In fall 1939, superintendents voted to discontinue sponsoring swimming, but they reconsidered and the meet was held through 1942. Only seven teams competed at the final state meet, on Feb. 21, 1942.
More than 25 years passed before girls high school sports re-emerged in Minnesota, and it was even longer before girls swimming made its way back.
In December 1968, the MSHSL Board of Directors adopted a bylaw to allow girls interscholastic activities. The first state meet was track and field in 1972. Swimming reappeared in 1975.
Virginia, after dominating the first era of the state meet, was among teams that competed at the first MSHSL state meet in November 1975 — held at Hamline and won by Minnetonka. Virginia Rantala coached the Virginia team; she swam for Eveleth at the state meets from 1940 to 1942.
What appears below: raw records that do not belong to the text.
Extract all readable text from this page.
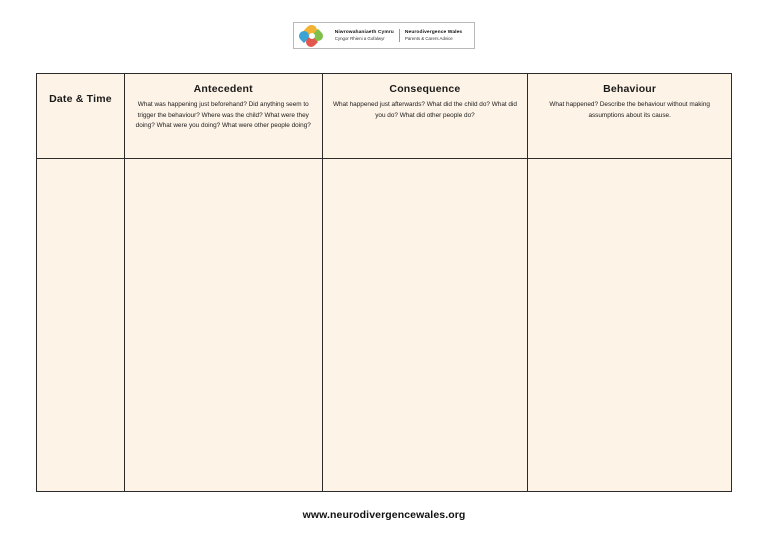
Niwrowahaniaeth Cymru
Cyngor Rhieni a Gofalwyr
Neurodivergence Wales
Parents & Carers Advice
Date & Time
Antecedent
What was happening just beforehand? Did anything seem to trigger the behaviour? Where was the child? What were they doing? What were you doing? What were other people doing?
Consequence
What happened just afterwards? What did the child do? What did you do? What did other people do?
Behaviour
What happened? Describe the behaviour without making assumptions about its cause.
www.neurodivergencewales.org
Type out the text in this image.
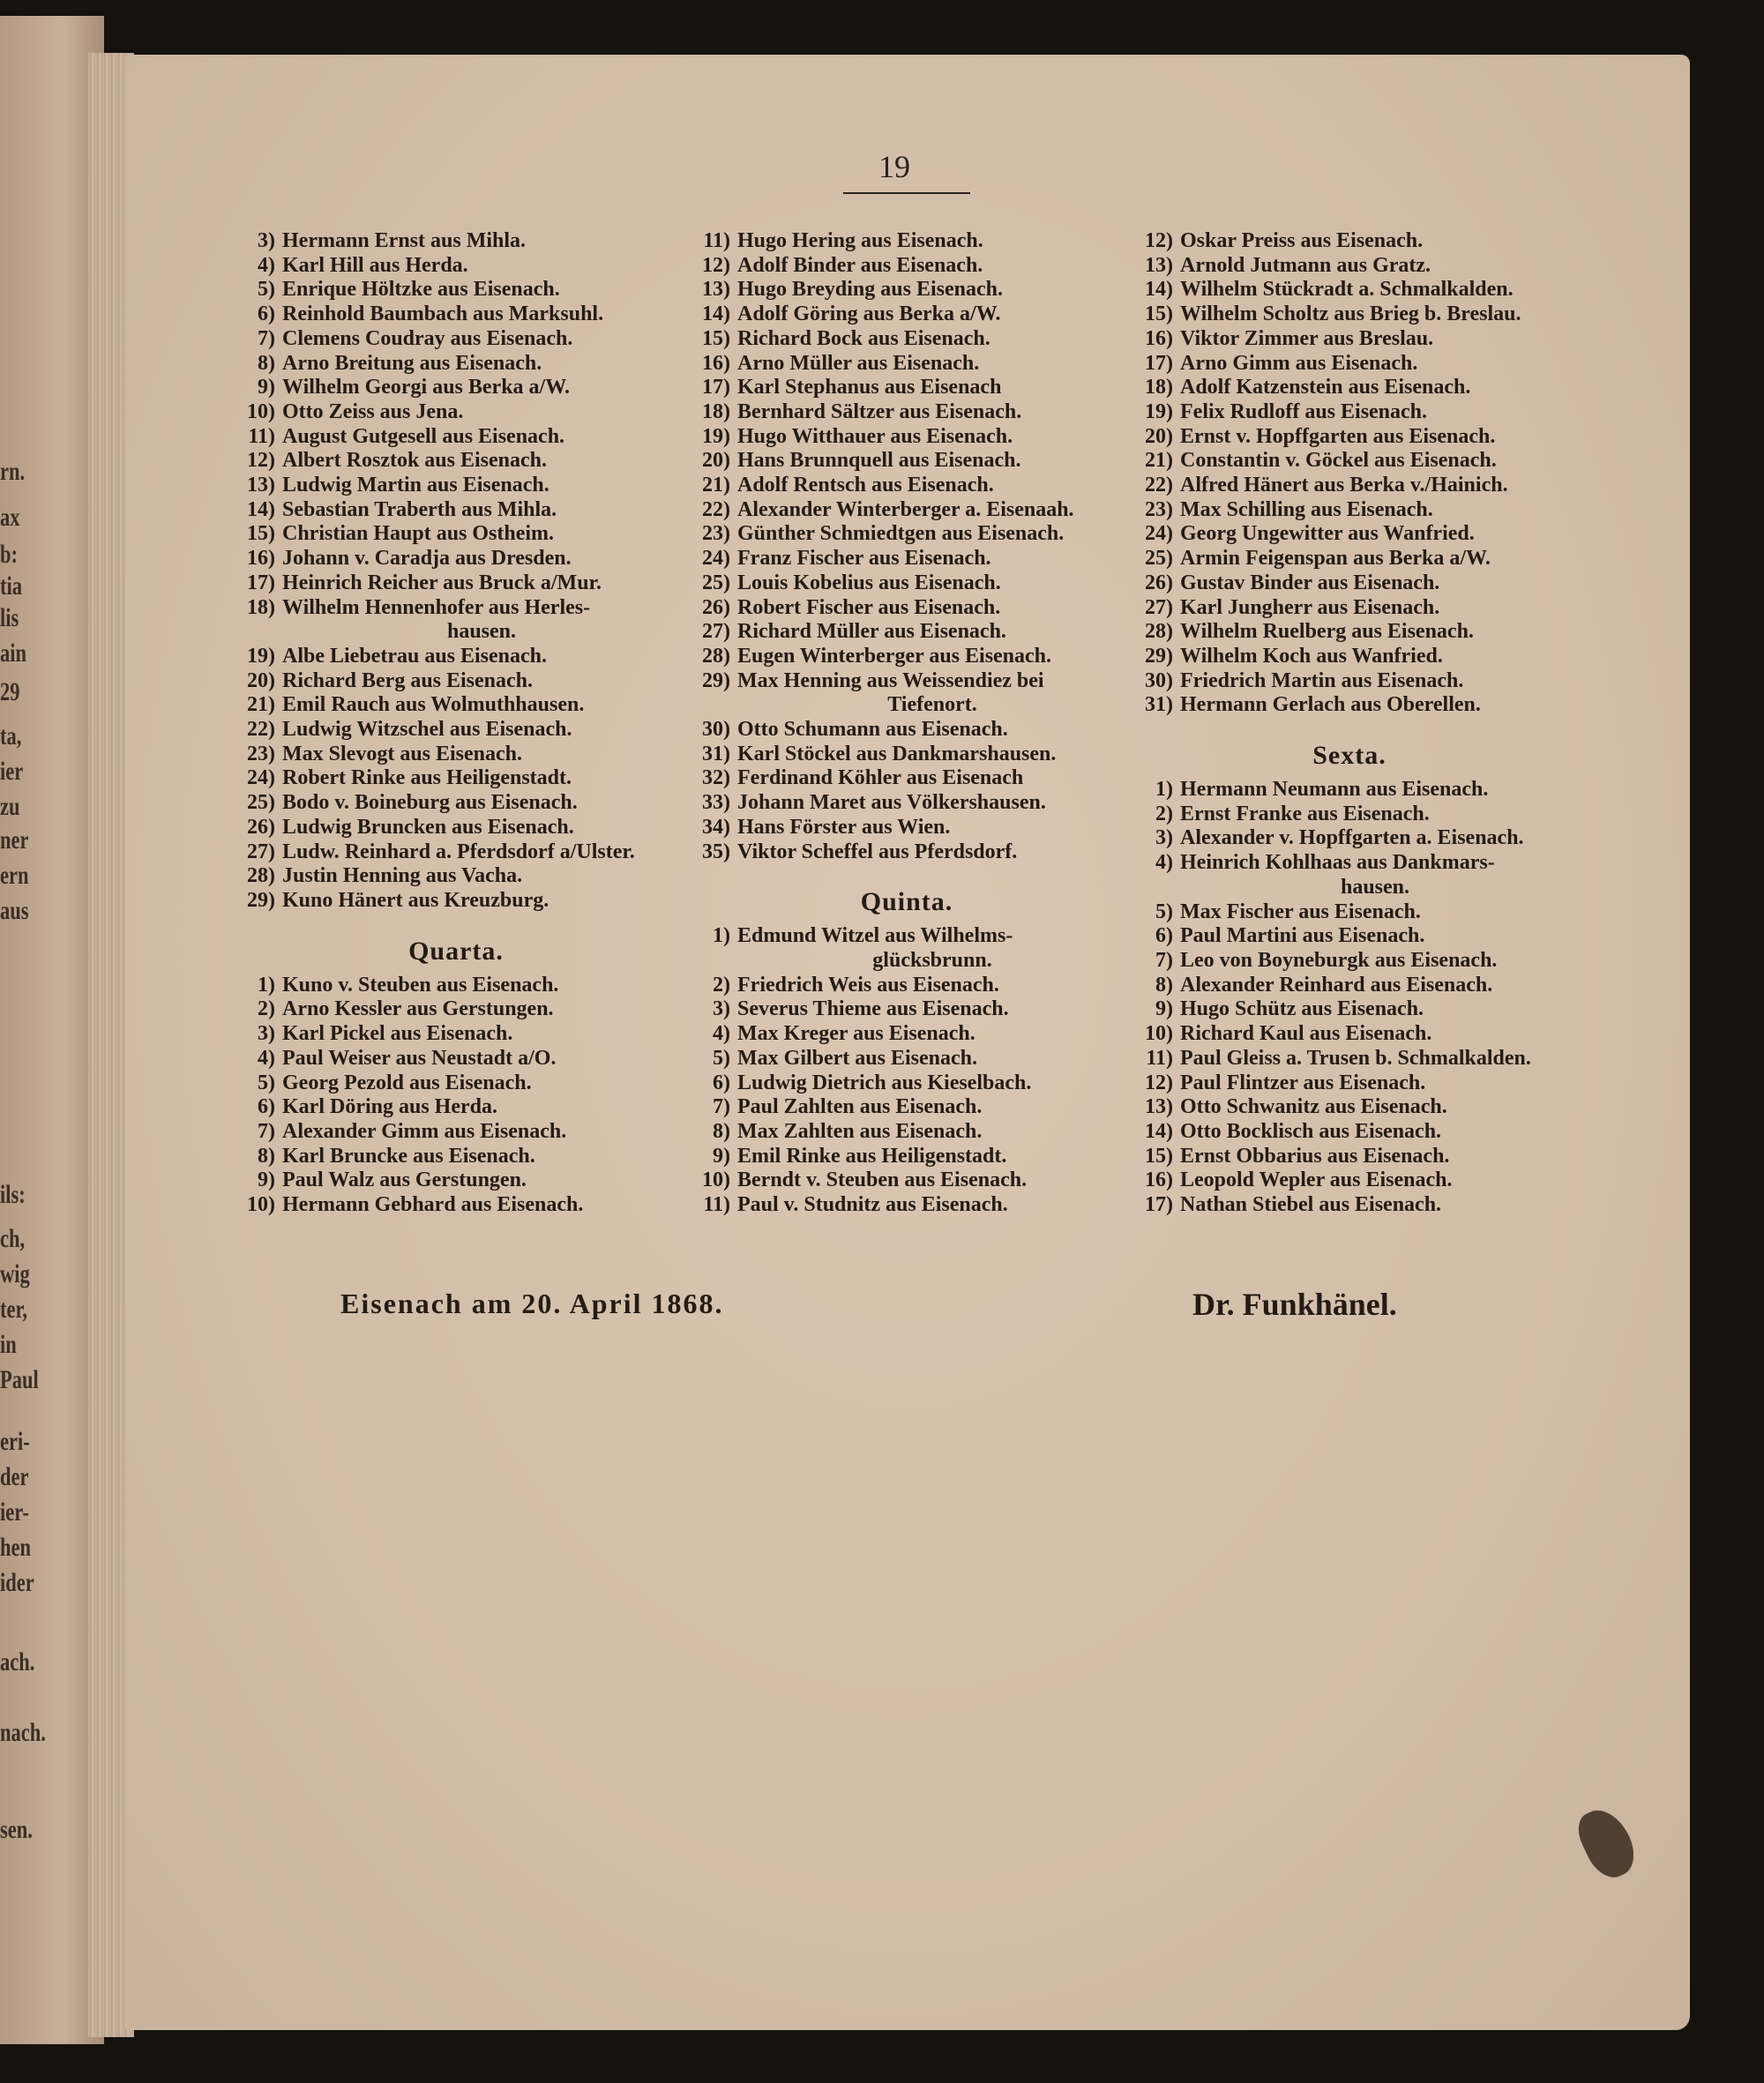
rn.
ax
b:
tia
lis
ain
29
ta,
ier
zu
ner
ern
aus
ils:
ch,
wig
ter,
in
Paul
eri-
der
ier-
hen
ider
ach.
nach.
sen.
19
3) Hermann Ernst aus Mihla.
4) Karl Hill aus Herda.
5) Enrique Höltzke aus Eisenach.
6) Reinhold Baumbach aus Marksuhl.
7) Clemens Coudray aus Eisenach.
8) Arno Breitung aus Eisenach.
9) Wilhelm Georgi aus Berka a/W.
10) Otto Zeiss aus Jena.
11) August Gutgesell aus Eisenach.
12) Albert Rosztok aus Eisenach.
13) Ludwig Martin aus Eisenach.
14) Sebastian Traberth aus Mihla.
15) Christian Haupt aus Ostheim.
16) Johann v. Caradja aus Dresden.
17) Heinrich Reicher aus Bruck a/Mur.
18) Wilhelm Hennenhofer aus Herles-
hausen.
19) Albe Liebetrau aus Eisenach.
20) Richard Berg aus Eisenach.
21) Emil Rauch aus Wolmuthhausen.
22) Ludwig Witzschel aus Eisenach.
23) Max Slevogt aus Eisenach.
24) Robert Rinke aus Heiligenstadt.
25) Bodo v. Boineburg aus Eisenach.
26) Ludwig Bruncken aus Eisenach.
27) Ludw. Reinhard a. Pferdsdorf a/Ulster.
28) Justin Henning aus Vacha.
29) Kuno Hänert aus Kreuzburg.
Quarta.
1) Kuno v. Steuben aus Eisenach.
2) Arno Kessler aus Gerstungen.
3) Karl Pickel aus Eisenach.
4) Paul Weiser aus Neustadt a/O.
5) Georg Pezold aus Eisenach.
6) Karl Döring aus Herda.
7) Alexander Gimm aus Eisenach.
8) Karl Bruncke aus Eisenach.
9) Paul Walz aus Gerstungen.
10) Hermann Gebhard aus Eisenach.
11) Hugo Hering aus Eisenach.
12) Adolf Binder aus Eisenach.
13) Hugo Breyding aus Eisenach.
14) Adolf Göring aus Berka a/W.
15) Richard Bock aus Eisenach.
16) Arno Müller aus Eisenach.
17) Karl Stephanus aus Eisenach
18) Bernhard Sältzer aus Eisenach.
19) Hugo Witthauer aus Eisenach.
20) Hans Brunnquell aus Eisenach.
21) Adolf Rentsch aus Eisenach.
22) Alexander Winterberger a. Eisenaah.
23) Günther Schmiedtgen aus Eisenach.
24) Franz Fischer aus Eisenach.
25) Louis Kobelius aus Eisenach.
26) Robert Fischer aus Eisenach.
27) Richard Müller aus Eisenach.
28) Eugen Winterberger aus Eisenach.
29) Max Henning aus Weissendiez bei
Tiefenort.
30) Otto Schumann aus Eisenach.
31) Karl Stöckel aus Dankmarshausen.
32) Ferdinand Köhler aus Eisenach
33) Johann Maret aus Völkershausen.
34) Hans Förster aus Wien.
35) Viktor Scheffel aus Pferdsdorf.
Quinta.
1) Edmund Witzel aus Wilhelms-
glücksbrunn.
2) Friedrich Weis aus Eisenach.
3) Severus Thieme aus Eisenach.
4) Max Kreger aus Eisenach.
5) Max Gilbert aus Eisenach.
6) Ludwig Dietrich aus Kieselbach.
7) Paul Zahlten aus Eisenach.
8) Max Zahlten aus Eisenach.
9) Emil Rinke aus Heiligenstadt.
10) Berndt v. Steuben aus Eisenach.
11) Paul v. Studnitz aus Eisenach.
12) Oskar Preiss aus Eisenach.
13) Arnold Jutmann aus Gratz.
14) Wilhelm Stückradt a. Schmalkalden.
15) Wilhelm Scholtz aus Brieg b. Breslau.
16) Viktor Zimmer aus Breslau.
17) Arno Gimm aus Eisenach.
18) Adolf Katzenstein aus Eisenach.
19) Felix Rudloff aus Eisenach.
20) Ernst v. Hopffgarten aus Eisenach.
21) Constantin v. Göckel aus Eisenach.
22) Alfred Hänert aus Berka v./Hainich.
23) Max Schilling aus Eisenach.
24) Georg Ungewitter aus Wanfried.
25) Armin Feigenspan aus Berka a/W.
26) Gustav Binder aus Eisenach.
27) Karl Jungherr aus Eisenach.
28) Wilhelm Ruelberg aus Eisenach.
29) Wilhelm Koch aus Wanfried.
30) Friedrich Martin aus Eisenach.
31) Hermann Gerlach aus Oberellen.
Sexta.
1) Hermann Neumann aus Eisenach.
2) Ernst Franke aus Eisenach.
3) Alexander v. Hopffgarten a. Eisenach.
4) Heinrich Kohlhaas aus Dankmars-
hausen.
5) Max Fischer aus Eisenach.
6) Paul Martini aus Eisenach.
7) Leo von Boyneburgk aus Eisenach.
8) Alexander Reinhard aus Eisenach.
9) Hugo Schütz aus Eisenach.
10) Richard Kaul aus Eisenach.
11) Paul Gleiss a. Trusen b. Schmalkalden.
12) Paul Flintzer aus Eisenach.
13) Otto Schwanitz aus Eisenach.
14) Otto Bocklisch aus Eisenach.
15) Ernst Obbarius aus Eisenach.
16) Leopold Wepler aus Eisenach.
17) Nathan Stiebel aus Eisenach.
Eisenach am 20. April 1868.	Dr. Funkhänel.
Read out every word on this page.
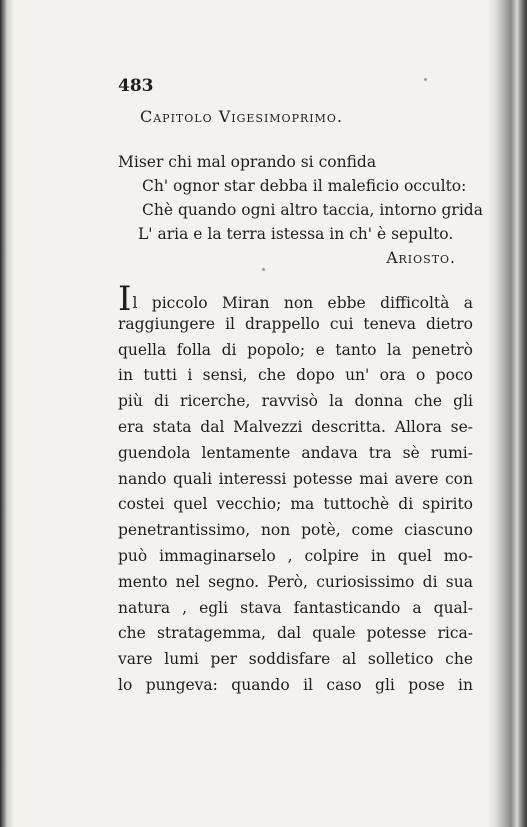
483

Capitolo Vigesimoprimo.

Miser chi mal oprando si confida
Ch' ognor star debba il maleficio occulto:
Chè quando ogni altro taccia, intorno grida
L' aria e la terra istessa in ch' è sepulto.
Ariosto.
Il piccolo Miran non ebbe difficoltà a
raggiungere il drappello cui teneva dietro
quella folla di popolo; e tanto la penetrò
in tutti i sensi, che dopo un' ora o poco
più di ricerche, ravvisò la donna che gli
era stata dal Malvezzi descritta. Allora se-
guendola lentamente andava tra sè rumi-
nando quali interessi potesse mai avere con
costei quel vecchio; ma tuttochè di spirito
penetrantissimo, non potè, come ciascuno
può immaginarselo , colpire in quel mo-
mento nel segno. Però, curiosissimo di sua
natura , egli stava fantasticando a qual-
che stratagemma, dal quale potesse rica-
vare lumi per soddisfare al solletico che
lo pungeva: quando il caso gli pose in
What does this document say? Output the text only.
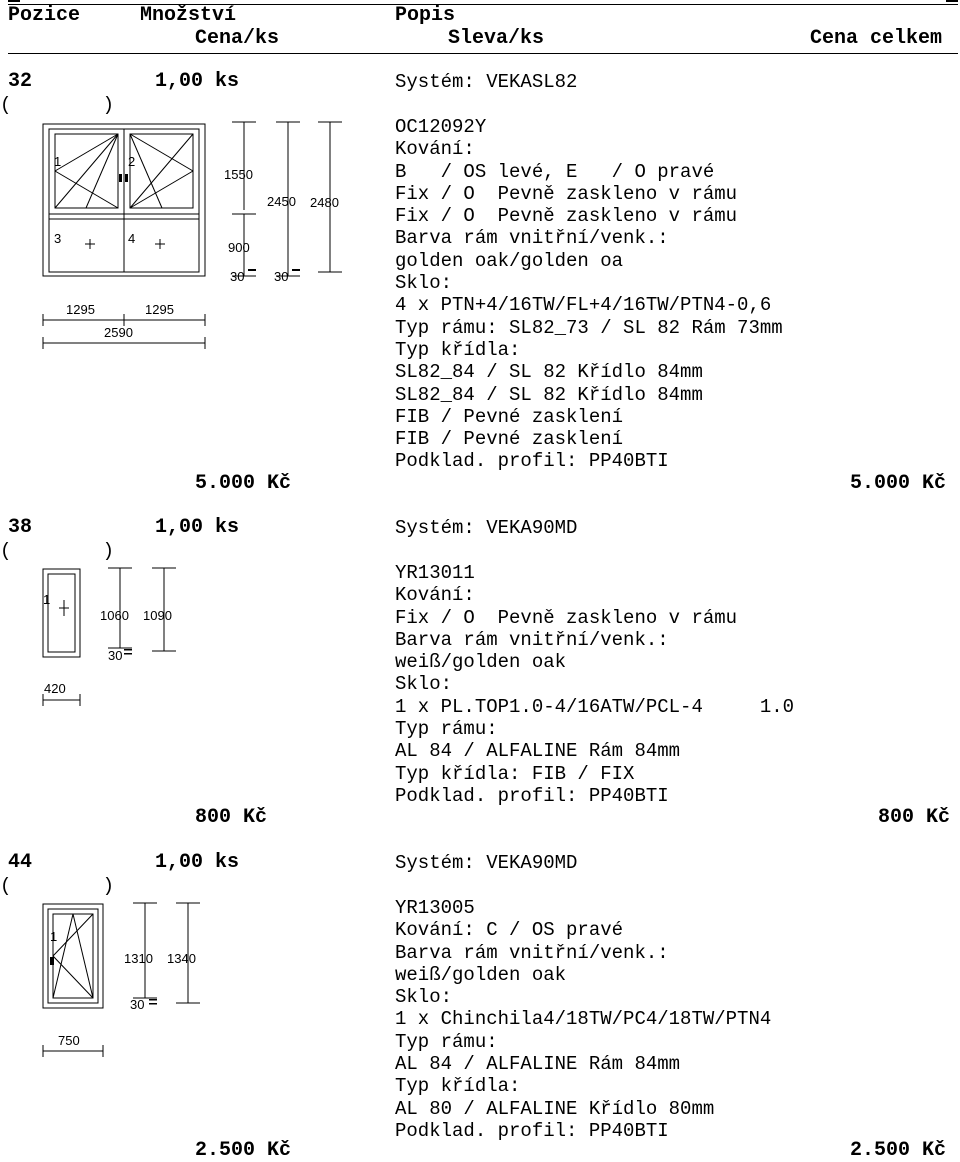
Pozice	Množství	Popis
Cena/ks	Sleva/ks	Cena celkem
32	1,00 ks
(        )
Systém: VEKASL82
OC12092Y
Kování:
B   / OS levé, E   / O pravé
Fix / O  Pevně zaskleno v rámu
Fix / O  Pevně zaskleno v rámu
Barva rám vnitřní/venk.:
golden oak/golden oa
Sklo:
4 x PTN+4/16TW/FL+4/16TW/PTN4-0,6
Typ rámu: SL82_73 / SL 82 Rám 73mm
Typ křídla:
SL82_84 / SL 82 Křídlo 84mm
SL82_84 / SL 82 Křídlo 84mm
FIB / Pevné zasklení
FIB / Pevné zasklení
Podklad. profil: PP40BTI
5.000 Kč	5.000 Kč
1	2
3	4
1550
900
2450 2480
30 30
1295	1295
2590
38	1,00 ks
(        )
Systém: VEKA90MD
YR13011
Kování:
Fix / O  Pevně zaskleno v rámu
Barva rám vnitřní/venk.:
weiß/golden oak
Sklo:
1 x PL.TOP1.0-4/16ATW/PCL-4     1.0
Typ rámu:
AL 84 / ALFALINE Rám 84mm
Typ křídla: FIB / FIX
Podklad. profil: PP40BTI
800 Kč	800 Kč
1
1060 1090
30
420
44	1,00 ks
(        )
Systém: VEKA90MD
YR13005
Kování: C / OS pravé
Barva rám vnitřní/venk.:
weiß/golden oak
Sklo:
1 x Chinchila4/18TW/PC4/18TW/PTN4
Typ rámu:
AL 84 / ALFALINE Rám 84mm
Typ křídla:
AL 80 / ALFALINE Křídlo 80mm
Podklad. profil: PP40BTI
2.500 Kč	2.500 Kč
1
1310 1340
30
750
"Ever since that day, I've been hoping they'd have a change of heart [about dropping swimming for girls]," she told the Minneapolis Star.
Save the trophies
When Garcia, who competed in track and field and volleyball in high school and was student manager for the swimming team, returned to Virginia High School for a class reunion several years ago, she learned that the high school building was scheduled to be torn down and replaced by Rock Ridge High School, which serves the students of Virginia, Eveleth and Gilbert.
Garcia came across the trophies Virginia had amassed from those early swimming championships.
"All of the trophies were sitting there," Garcia said. "The school was going to be torn down and there was no plan for what to do with the trophies."
Garcia has those trophies now, and she has great pride in Virginia swimming.
"Coach Healy created quite a legacy with the success of her teams at Virginia," she said. "She got seventh- and eighth-graders started, and her coaching strategy was fantastic."
Garcia has spent time sharing her insight into the early history of high school swimming in Minnesota.
"I made a presentation [at the History Center] with photographs and posters," she said. "I wanted people to know that there was somebody before Edina."